Pain is in the nature of a nervous and physical recoil from a dangerous or harmful contact; it is a part of what the Upanishad calls jugupsa, the shrinking of the limited being from that which is not himself and not sympathetic or in harmony with himself, its impulse of self-defence against “others”. It is, from this point of view, an indication by Nature of that which has to be avoided or, if not successfully avoided, has to be remedied.
Pain is the nervous and physical recoil (moving away) from a dangerous or harmful contact. It is a part of what Upanishad calls jugupsa (shrinking from a harmful contact).
Man is a limited being. Instinctively he shrinks from everything which is not himself, not in harmony or sympathy with himself. This impulse is the means of his self-defence against others. It is the Nature’s way of indicating what is to be avoided; or if not avoided what can be remedied.
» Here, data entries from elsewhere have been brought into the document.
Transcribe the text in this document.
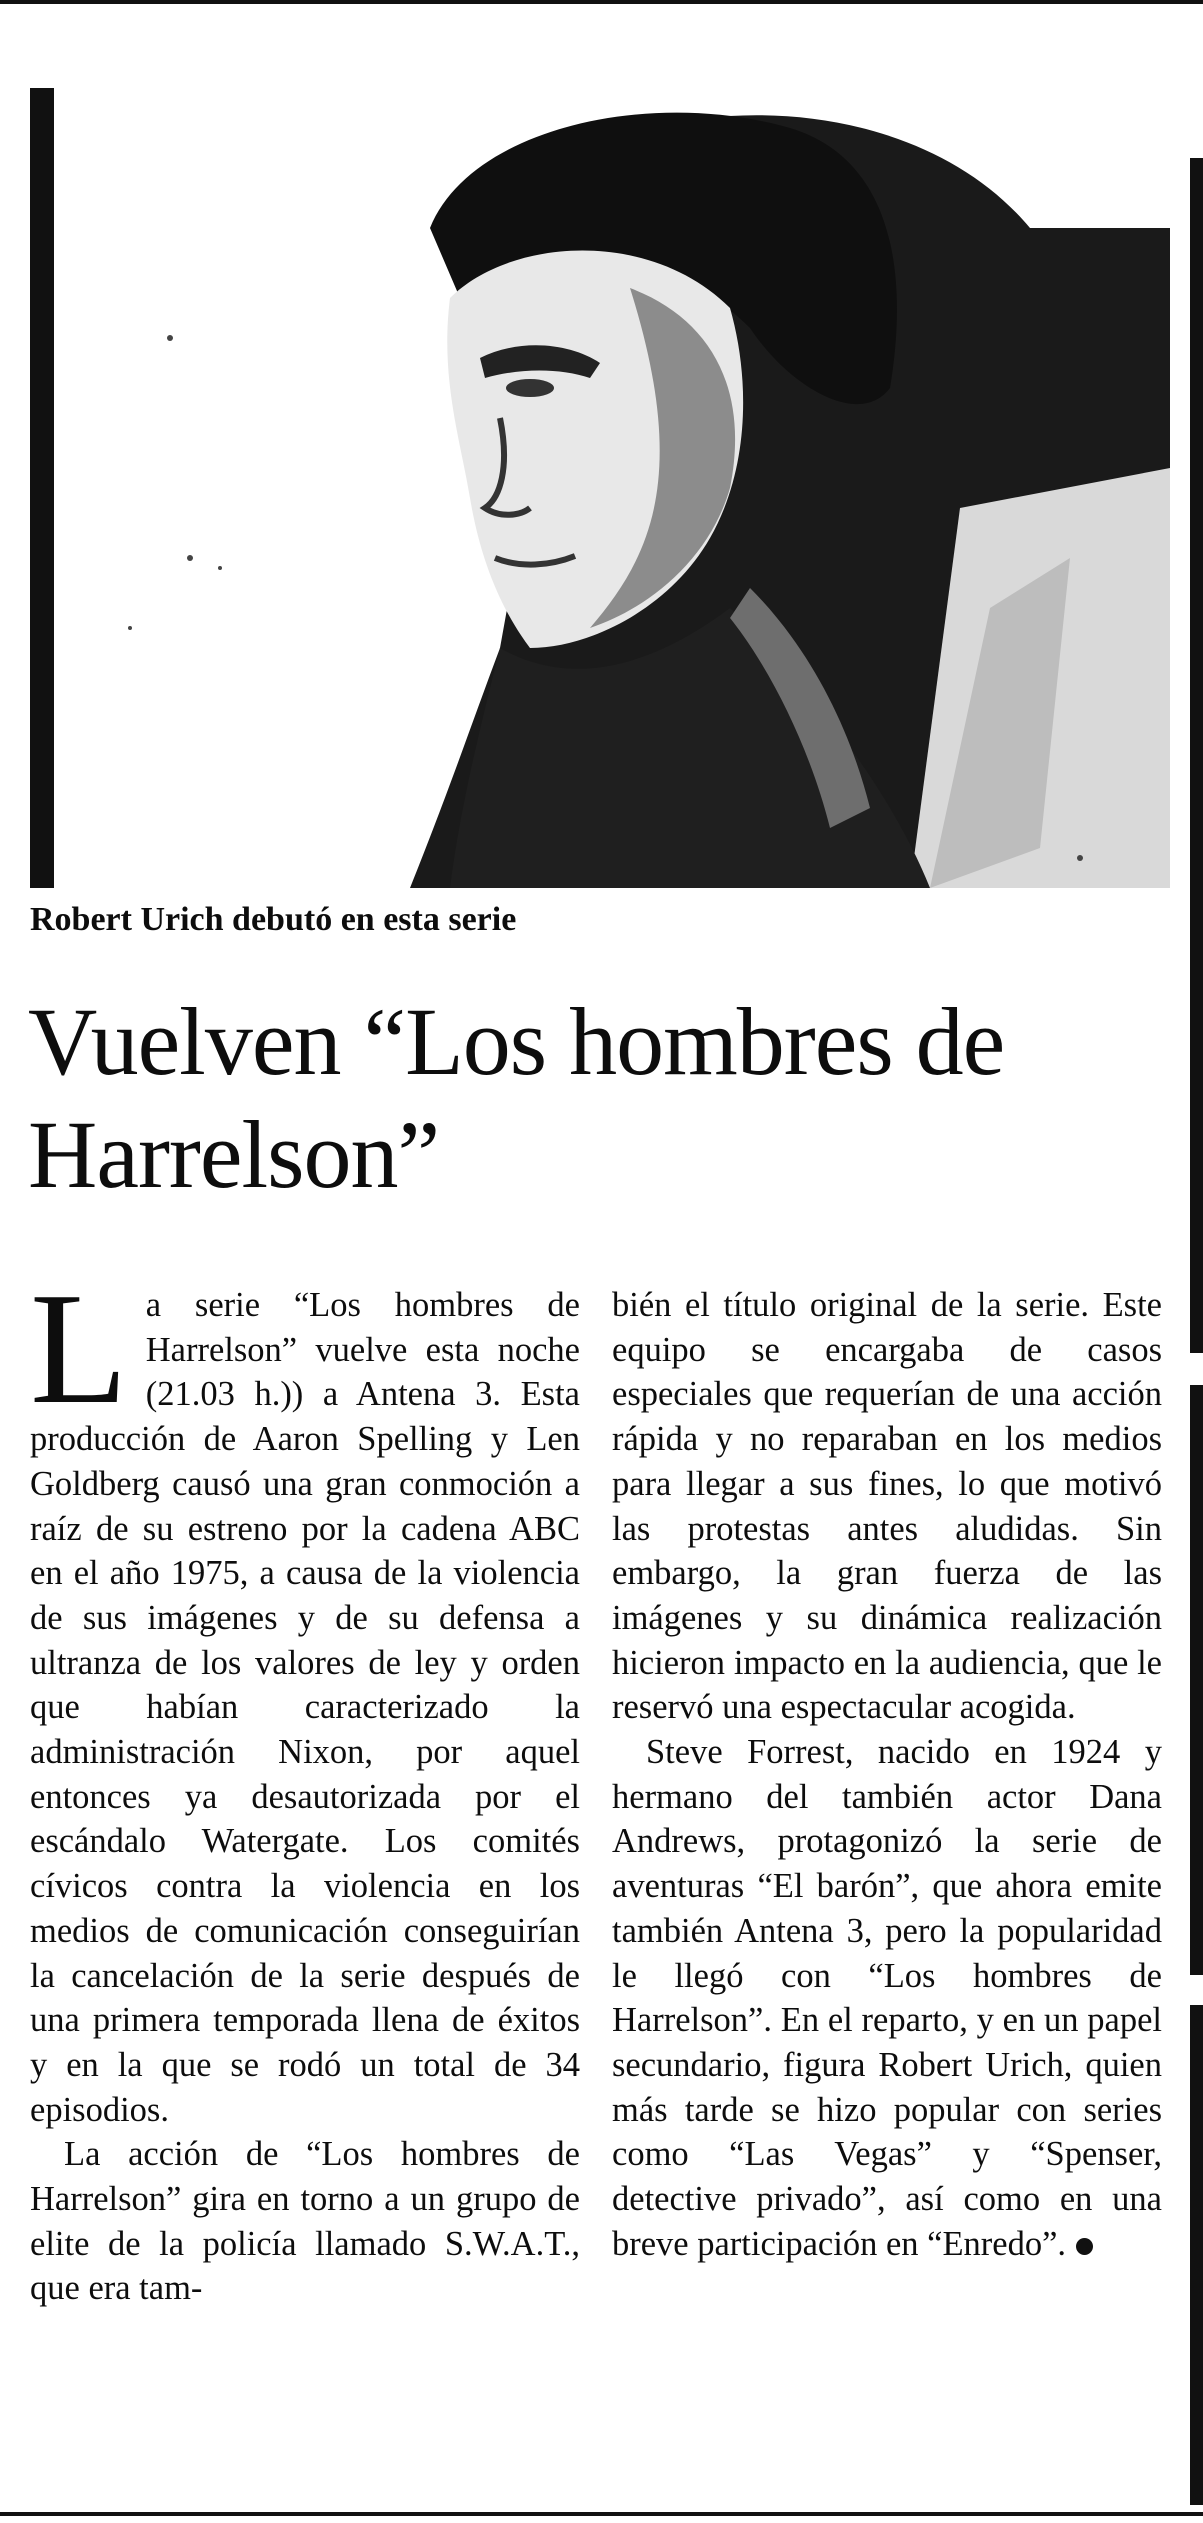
Robert Urich debutó en esta serie
Vuelven “Los hombres de Harrelson”

La serie “Los hombres de Harrelson” vuelve esta noche (21.03 h.)) a Antena 3. Esta producción de Aaron Spelling y Len Goldberg causó una gran conmoción a raíz de su estreno por la cadena ABC en el año 1975, a causa de la violencia de sus imágenes y de su defensa a ultranza de los valores de ley y orden que habían caracterizado la administración Nixon, por aquel entonces ya desautorizada por el escándalo Watergate. Los comités cívicos contra la violencia en los medios de comunicación conseguirían la cancelación de la serie después de una primera temporada llena de éxitos y en la que se rodó un total de 34 episodios.

La acción de “Los hombres de Harrelson” gira en torno a un grupo de elite de la policía llamado S.W.A.T., que era tam-

bién el título original de la serie. Este equipo se encargaba de casos especiales que requerían de una acción rápida y no reparaban en los medios para llegar a sus fines, lo que motivó las protestas antes aludidas. Sin embargo, la gran fuerza de las imágenes y su dinámica realización hicieron impacto en la audiencia, que le reservó una espectacular acogida.

Steve Forrest, nacido en 1924 y hermano del también actor Dana Andrews, protagonizó la serie de aventuras “El barón”, que ahora emite también Antena 3, pero la popularidad le llegó con “Los hombres de Harrelson”. En el reparto, y en un papel secundario, figura Robert Urich, quien más tarde se hizo popular con series como “Las Vegas” y “Spenser, detective privado”, así como en una breve participación en “Enredo”.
So, in the beginning till the consciousness grows, it is nature’s way of making the person feel a pleasure or pain in order to alert him that a particular experience or a particular movement is favourable or not favourable, till the mind becomes free and can judge for itself independently the outer impacts.
It does not come into being in the purely physical world so long as life does not enter into it; for till then mechanical methods are sufficient. Its office begins when life with its frailty and imperfect possession of Matter enters on the scene; it grows with the growth of Mind in life. Its office continues so long as Mind is bound in the life and body which it is using, dependent upon them for its knowledge and means of action, subjected to their limitations and to the egoistic impulses and aims which are born of those limitations.
In the physical world where matter is only involved, pain is not required as a natural means of defence. There are mechanical means present in nature for self-preservation. For example, banks are formed on the sides of the river which serve as its protection.
Whereas self-defence of shrinking begins with the entry of life forms in the physical world. Because life is fragile and it is not in full possession of Matter on which it depends for its survival. The phenomenon of pain grows with the growth of Mind in life.
The necessity of pain continues as long as Mind is bound in the life and body which it is using. It depends on them for knowledge and means of action. Mind is subjected to the limitations of body and life and to the egoistic impulses and the aims arising out of such limitations.
But if and when Mind in man becomes capable of being free, unegoistic, in harmony with all other beings and with the play of the universal forces, the use and office of suffering diminishes, its raison d’ˆetre must finally cease to be and it can only continue as an atavism of Nature, a habit that has survived its use, a persistence of the lower in the as yet imperfect organisation of the higher. Its eventual elimination must be an essential point in the destined conquest of the soul over subjection to Matter and egoistic limitation in Mind.
When Mind becomes free, unegoistic, strikes harmony with all other beings and with universal forces, the necessity of suffering diminishes. When one develops in the heart a oneness with the cosmic or universal existence, no contact from outside can be painful, no contact can be harmful. Then the reason for existence of suffering must finally cease to be. It can only continue as a mere recurrence of the past; as a habit which has outlived its purpose. It can only remain as a persistence of the lower organisation in the higher organisation which is not fully developed.
The final elimination of suffering will be the essential point in the destined victory of the soul over the domination of matter and the egoistic limitation in Mind.